When I say that I believe that everyone has a right to athleticism, I mean it. But am I saying it from my nice, secure position as someone who doesn't have to choose between feeding her children or paying her gym membership?
After some soul searching, the answer is . . . maybe.
I haven't always been privileged financially. There were many years when the $40 I spend each month on a gym membership was a week's groceries for me and two babies. For at least five years, I don't think there was a single month when all of my utilities were turned on at the same time.
It didn't even cross my mind to be an athlete in those years.
So, as I'm thinking about that, and I'm thinking--what the hell am I doing, telling people that anyone can be athletic, when really there are lots of people who don't have the energy left over to think about triathlons or roller derby or even taking a walk after spending half the night trying to juggle their pennies so they can have heat and water at the same time?
But it still didn't sit right with me, the idea that athleticism is only for the privileged. I dug deeper, trying to wrap my mind around my ideas. And then the reason why I wasn't settled with it hit me like a ton of bricks.
I could have been an athlete when I was a dirt poor single mother.

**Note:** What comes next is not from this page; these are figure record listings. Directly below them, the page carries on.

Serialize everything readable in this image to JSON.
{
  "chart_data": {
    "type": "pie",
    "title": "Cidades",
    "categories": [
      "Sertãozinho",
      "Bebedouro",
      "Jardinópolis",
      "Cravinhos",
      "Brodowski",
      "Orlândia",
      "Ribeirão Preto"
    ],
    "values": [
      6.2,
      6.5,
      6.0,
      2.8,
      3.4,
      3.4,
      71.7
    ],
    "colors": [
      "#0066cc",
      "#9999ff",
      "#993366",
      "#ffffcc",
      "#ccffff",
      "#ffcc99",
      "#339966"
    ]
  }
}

Here's a little tidbit about me you may not know. For many years, I was a devotee of Susan Powter.
Yes, I really was.
She and I share the awesome experience of having our husbands and the fathers of our children leave big fat us for skinny women. Want to know what's not fun? Having your ex-husband point out whenever he can fit it in to conversation that his girlfriend weighs 112 pounds soaking wet.

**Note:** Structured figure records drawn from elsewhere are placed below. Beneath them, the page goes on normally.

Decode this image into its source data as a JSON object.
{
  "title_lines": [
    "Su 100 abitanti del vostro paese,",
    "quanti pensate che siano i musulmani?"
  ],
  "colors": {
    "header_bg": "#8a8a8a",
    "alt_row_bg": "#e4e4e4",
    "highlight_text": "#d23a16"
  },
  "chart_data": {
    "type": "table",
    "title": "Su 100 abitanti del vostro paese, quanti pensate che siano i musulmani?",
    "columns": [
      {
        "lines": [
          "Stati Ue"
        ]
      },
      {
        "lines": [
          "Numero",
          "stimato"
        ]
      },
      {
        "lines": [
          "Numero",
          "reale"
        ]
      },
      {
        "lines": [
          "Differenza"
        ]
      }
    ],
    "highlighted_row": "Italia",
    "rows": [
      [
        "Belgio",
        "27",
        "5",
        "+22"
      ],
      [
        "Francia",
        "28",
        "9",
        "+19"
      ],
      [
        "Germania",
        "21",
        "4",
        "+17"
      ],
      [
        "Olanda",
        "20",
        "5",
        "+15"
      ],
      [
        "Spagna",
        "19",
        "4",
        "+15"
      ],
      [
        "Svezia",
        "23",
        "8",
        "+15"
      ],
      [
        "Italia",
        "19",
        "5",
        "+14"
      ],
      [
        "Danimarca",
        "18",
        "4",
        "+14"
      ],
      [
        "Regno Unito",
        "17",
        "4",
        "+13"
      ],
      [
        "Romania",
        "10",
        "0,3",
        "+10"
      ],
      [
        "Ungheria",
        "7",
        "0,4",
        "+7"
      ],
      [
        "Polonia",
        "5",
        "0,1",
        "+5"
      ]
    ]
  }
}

As if there were any world where I would want to hear about his girlfriend soaking wet.
Susan and I were about the same weight (when she was still fat.) We were both trying to raise children alone with broken hearts. And we both wanted to be thinner than our ex-husband's skinny girlfriends.
There was at least a decade when I did not eat one single bite of food that I didn't do the fat formula on.
And as poor as I was--and I was poor--I scraped and saved and went without so that I could buy Susan's kit that came with fat calipers, an exercise band, a couple of videos and some printed material. I honestly believed, with every fiber of my very young and naive soul, that if I could just fit into a size 2 black bikini like Susan did, my sad and miserable life would turn into a fairy tale.
I wore out those videos and blocked grocery store aisles as I did math in my head, but I never did get skinny. I haven't weighed 112 pounds since about the fourth grade. I did cook most of my way through Susan's cookbooks, I read all of her books (including the one about sobriety, even though I've never been a drinker.)
Over time the grief and misery over my imploded marriage eased. I fell in love again. I stopped wanting to be 112 pounds soaking wet.
So, here's the thing. I could have chosen to focus my time and energy and whatever little money I had on being an athlete. It literally never occurred to me. I had never heard of intuitive eating or that it was possible for fat and miserable not to be BFFs. This was the 90s when everything was fat free. I wanted to be fat free, too--just like everyone I knew.
But what if someone had said, "hey, Shaunta, if you want to be an athlete, you can be. And here's how to do it."
Susan talked in one of her books about walking half a block at a time, carrying one or the other of her babies. She did it to get skinnier than her ex-husband's girlfriend.